Cellist Eman Chalshotori in “Four Children” (Brian Paulette)
Visitors to the Auschwitz exhibit at Union Station should make time for “Four Children,” an elegant, intricately woven script that highlights the dazzling cruelty of war even as its staging keeps us at an emotional remove.
The world premiere play, adapted by M. Edelman and produced by the Kansas City Actors Theatre, collages elements from the diaries of Vahram Dadrian, a 15-year-old Armenian boy marched south to Aleppo during the Armenian genocide; Nadja Halibegovich, a 12-year-old Bosnian girl living through the siege of Sarajevo; Chanrithy Him, a 13-year-old Cambodian girl suffering under the regime of Pol Pot and the Khmer Rouge; and Dawid Sierakowiak, a 15-year-old Jewish boy trapped in the Łódź ghetto during the Holocaust.
The Kansas City Actors Theatre’s production is structured like a staged reading: actors remain seated in front of music stands for most of the show, each framed in their own stark white island of light (lights designed by Zoe Spangler). Director John Rensenhouse seems to intentionally build distance between character and performer: actors introduce themselves to the audience at the top of the show, and all four players are credited in the program as “cast” rather than slotted into specific roles.
That distance helps smooth over casting choices that would otherwise strain credulity: Victor Raider-Wexler and Kathleen Warfel are two of the city’s most talented actors, but no one would mistake them for teenagers. It also risks trading realism for reverence. The power of theater—to me, at least—lies in its ability to collapse gulfs of understanding between character and actor, character and audience. The meta-theatrical elements here imply that some distances are too great for us to cross.
Edelman’s script, in contrast, finds a common thread among children living through four vastly different contexts and challenges. Each character’s narrative is splintered and woven with the others to create a conversational flow. At times, the characters even play bit parts in each others’ lives. That structure highlights the common rot (and route) of genocide even as it emphasizes the unique lives of each diarist.
Each child’s story starts with moments of beauty and joy, summer camps and pâté sandwiches. Projections (designed by Jerry Mañan) function as chapter titles, splashing broad themes (such as “a conventional middle class family”) against the back wall. An on-stage cellist (on opening night, Eman Chalshotori) underscores the script’s movement, alternating between upbeat classical melodies and eerie, anxious effects on the cello neck.

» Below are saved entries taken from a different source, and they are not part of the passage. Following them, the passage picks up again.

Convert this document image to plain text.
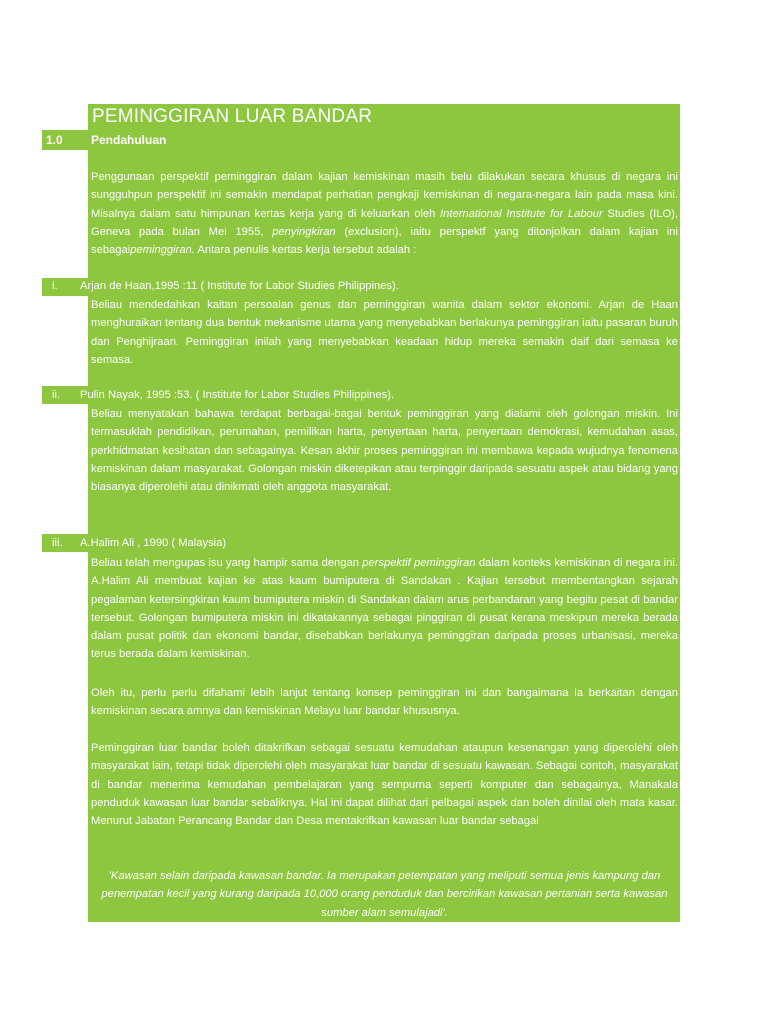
PEMINGGIRAN LUAR BANDAR
1.0 Pendahuluan
Penggunaan perspektif peminggiran dalam kajian kemiskinan masih belu dilakukan secara khusus di negara ini sungguhpun perspektif ini semakin mendapat perhatian pengkaji kemiskinan di negara-negara lain pada masa kini. Misalnya dalam satu himpunan kertas kerja yang di keluarkan oleh International Institute for Labour Studies (ILO), Geneva pada bulan Mei 1955, penyingkiran (exclusion), iaitu perspektf yang ditonjolkan dalam kajian ini sebagaipeminggiran. Antara penulis kertas kerja tersebut adalah :
i. Arjan de Haan,1995 :11 ( Institute for Labor Studies Philippines).
Beliau mendedahkan kaitan persoalan genus dan peminggiran wanita dalam sektor ekonomi. Arjan de Haan menghuraikan tentang dua bentuk mekanisme utama yang menyebabkan berlakunya peminggiran iaitu pasaran buruh dan Penghijraan. Peminggiran inilah yang menyebabkan keadaan hidup mereka semakin daif dari semasa ke semasa.
ii. Pulin Nayak, 1995 :53. ( Institute for Labor Studies Philippines).
Beliau menyatakan bahawa terdapat berbagai-bagai bentuk peminggiran yang dialami oleh golongan miskin. Ini termasuklah pendidikan, perumahan, pemilikan harta, penyertaan harta, penyertaan demokrasi, kemudahan asas, perkhidmatan kesihatan dan sebagainya. Kesan akhir proses peminggiran ini membawa kepada wujudnya fenomena kemiskinan dalam masyarakat. Golongan miskin diketepikan atau terpinggir daripada sesuatu aspek atau bidang yang biasanya diperolehi atau dinikmati oleh anggota masyarakat.
iii. A.Halim Ali , 1990 ( Malaysia)
Beliau telah mengupas isu yang hampir sama dengan perspektif peminggiran dalam konteks kemiskinan di negara ini. A.Halim Ali membuat kajian ke atas kaum bumiputera di Sandakan . Kajian tersebut membentangkan sejarah pegalaman ketersingkiran kaum bumiputera miskin di Sandakan dalam arus perbandaran yang begitu pesat di bandar tersebut. Golongan bumiputera miskin ini dikatakannya sebagai pinggiran di pusat kerana meskipun mereka berada dalam pusat politik dan ekonomi bandar, disebabkan berlakunya peminggiran daripada proses urbanisasi, mereka terus berada dalam kemiskinan.
Oleh itu, perlu perlu difahami lebih lanjut tentang konsep peminggiran ini dan bangaimana ia berkaitan dengan kemiskinan secara amnya dan kemiskinan Melayu luar bandar khususnya.
Peminggiran luar bandar boleh ditakrifkan sebagai sesuatu kemudahan ataupun kesenangan yang diperolehi oleh masyarakat lain, tetapi tidak diperolehi oleh masyarakat luar bandar di sesuatu kawasan. Sebagai contoh, masyarakat di bandar menerima kemudahan pembelajaran yang sempurna seperti komputer dan sebagainya, Manakala penduduk kawasan luar bandar sebaliknya. Hal ini dapat dilihat dari pelbagai aspek dan boleh dinilai oleh mata kasar. Menurut Jabatan Perancang Bandar dan Desa mentakrifkan kawasan luar bandar sebagai
'Kawasan selain daripada kawasan bandar. Ia merupakan petempatan yang meliputi semua jenis kampung dan penempatan kecil yang kurang daripada 10,000 orang penduduk dan bercirikan kawasan pertanian serta kawasan sumber alam semulajadi'.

Marisa B. Tejeda delivers a stand-out performance as Nadja, capturing the creeping terror of living “from siren to siren” during the four-yier siege of Sarajevo. Tejeda’s performance is urgent and incisive; their gaze lingers just slightly on the audience after each passage, as if daring us to look away. Vi Tran is also affecting as Vahram, showing cracks in the teenager’s steely maturity.
Warfel seemed to struggle early in Thursday night’s performance, applying a naivety to Chanrithy Him’s words that clashed with the memoir’s lush, sophisticated language. But Warfel found her footing as the play progressed: her reading of a grim scene of starvation was one of the play’s most affecting moments.
I don’t have many gushing descriptors left to toss at Raider-Wexler, a peerless performer who could make a soap opera out of an instruction manual. But a brimmed hat kept his face in shadow through much of the play—a problem when facial expressions are one of the production’s few dynamic elements.
The brisk pacing of “Four Children” feels right for its structure: together, Rensenhouse and Edelman emphasize the dizzying speed at which lives, nations, and our higher ideals can fall apart. If the script falters, it does so only in the epilogue, which provides a glancing review of other genocides perpetrated throughout history. After 65 minutes of moving personal particulars, I didn’t need a generalized summation of the evils of genocide—or a didactic quote about its origins.
Still, I can’t think of a better companion piece to Union Station’s Auschwitz exhibition (and buying tickets to both will net you a deep discount). The Auschwitz exhibition renders the evils of the Holocaust in brutal, concrete detail. “Four Children” reminds us that brutality is a legacy we have yet to outrun.